Demystifying Parsers: Writing a JSON Parser
When I decided to build a JSON parser from scratch, I wasn't trying to replace Go's excellent encoding/json package. Instead, I wanted to understand how parsers actually work—the kind of understanding you only get by implementing one yourself.
Parsing is one of those computer science fundamentals that feels almost magical until you build your own. How does a parser take a string of characters and turn it into structured data? Let's find out.
Why Build a JSON Parser?
JSON parsing is everywhere in modern software development. Every time you make an API call or read a config file, there's probably a JSON parser working behind the scenes. But most developers (myself included, before this project) treat parsers as black boxes.
I chose JSON specifically because:
- The spec is well-defined and surprisingly simple
- It's practical—we use JSON daily
- It's complex enough to demonstrate real parsing techniques
- It's simple enough to implement in a weekend
The result is smol-parser: a complete JSON parser that handles strings, numbers, booleans, nulls, arrays, and objects. It even supports escape sequences and Unicode. And it all fits in about 400 lines of Go.

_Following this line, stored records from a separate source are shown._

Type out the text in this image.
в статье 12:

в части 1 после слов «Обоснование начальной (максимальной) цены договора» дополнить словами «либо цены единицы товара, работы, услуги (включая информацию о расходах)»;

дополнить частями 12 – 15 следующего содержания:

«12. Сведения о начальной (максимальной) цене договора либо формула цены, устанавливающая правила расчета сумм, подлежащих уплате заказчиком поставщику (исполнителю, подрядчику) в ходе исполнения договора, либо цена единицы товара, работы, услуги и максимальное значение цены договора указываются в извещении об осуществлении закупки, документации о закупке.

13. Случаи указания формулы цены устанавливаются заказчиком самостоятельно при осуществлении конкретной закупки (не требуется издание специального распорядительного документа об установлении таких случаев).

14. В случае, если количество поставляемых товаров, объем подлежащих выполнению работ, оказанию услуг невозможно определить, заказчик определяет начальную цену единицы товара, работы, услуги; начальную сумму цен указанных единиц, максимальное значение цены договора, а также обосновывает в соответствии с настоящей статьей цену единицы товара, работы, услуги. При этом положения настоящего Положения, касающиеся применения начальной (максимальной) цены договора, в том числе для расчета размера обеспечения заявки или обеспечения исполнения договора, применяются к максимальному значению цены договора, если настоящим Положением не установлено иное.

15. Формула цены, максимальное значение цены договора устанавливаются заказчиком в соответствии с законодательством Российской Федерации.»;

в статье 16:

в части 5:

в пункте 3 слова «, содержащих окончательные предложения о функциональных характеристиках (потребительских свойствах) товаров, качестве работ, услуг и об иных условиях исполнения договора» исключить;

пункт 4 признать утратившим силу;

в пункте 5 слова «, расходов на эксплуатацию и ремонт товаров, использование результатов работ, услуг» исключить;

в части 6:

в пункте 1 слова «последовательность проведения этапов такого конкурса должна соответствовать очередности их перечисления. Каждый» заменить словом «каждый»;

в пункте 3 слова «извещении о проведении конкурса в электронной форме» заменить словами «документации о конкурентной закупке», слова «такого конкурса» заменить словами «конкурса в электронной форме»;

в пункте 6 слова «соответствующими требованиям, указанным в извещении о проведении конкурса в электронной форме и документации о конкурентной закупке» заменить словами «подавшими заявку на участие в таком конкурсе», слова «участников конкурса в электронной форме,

The Two-Stage Dance: Lexing and Parsing
Most parsers work in two distinct phases, and understanding this separation was my first key insight:
- Lexing (lexical analysis): Breaking raw text into meaningful tokens
- Parsing (syntactic analysis): Organizing those tokens into data structures
Think of it like reading a sentence. First, you identify individual words (lexing). Then you understand how those words relate to each other grammatically (parsing).
Here's what that looks like for {"name": "Alice"}:
Input characters: { " n a m e " : " A l i c e " }
↓ Lexing
Tokens: LEFT_BRACE, STRING("name"), COLON, STRING("Alice"), RIGHT_BRACE
↓ Parsing
Structure: map[string]interface{}{"name": "Alice"}
Building the Lexer: Character by Character
The lexer is where I started. Its job is simple conceptually: read characters one at a time and group them into tokens. But the tricky part is in the details.
I structured my lexer as a state machine that tracks its position:
type Lexer struct {
input string
pos int
ch byte
}
The readChar() method advances through the input, while peekChar() lets us look ahead without committing—crucial for deciding whether we're looking at a number like 123 or 123.456.
The String Challenge
Parsing strings turned out to be trickier than I expected. JSON strings support escape sequences like \n and \t, but also Unicode escapes like \u0048 (which represents 'H').
My readString() method handles this with a state machine inside the string reader:
func (l *Lexer) readString() (string, error) {
var result []rune
l.readChar() // skip opening "
for l.ch != '"' && l.ch != 0 {
if l.ch == '\\' {
l.readChar()
switch l.ch {
case '"', '\\', '/':
result = append(result, rune(l.ch))
case 'n':
result = append(result, '\n')
// ... more escape sequences
case 'u':
// Handle \uXXXX Unicode escapes
hex := ""
for i := 0; i < 4; i++ {
l.readChar()
hex += string(l.ch)
}
val, _ := strconv.ParseInt(hex, 16, 32)
result = append(result, rune(val))
continue
}
} else {
result = append(result, rune(l.ch))
}
l.readChar()
}
return string(result), nil
}
The Unicode handling was particularly satisfying to get right. Converting four hex digits into an actual character felt like cracking a small puzzle.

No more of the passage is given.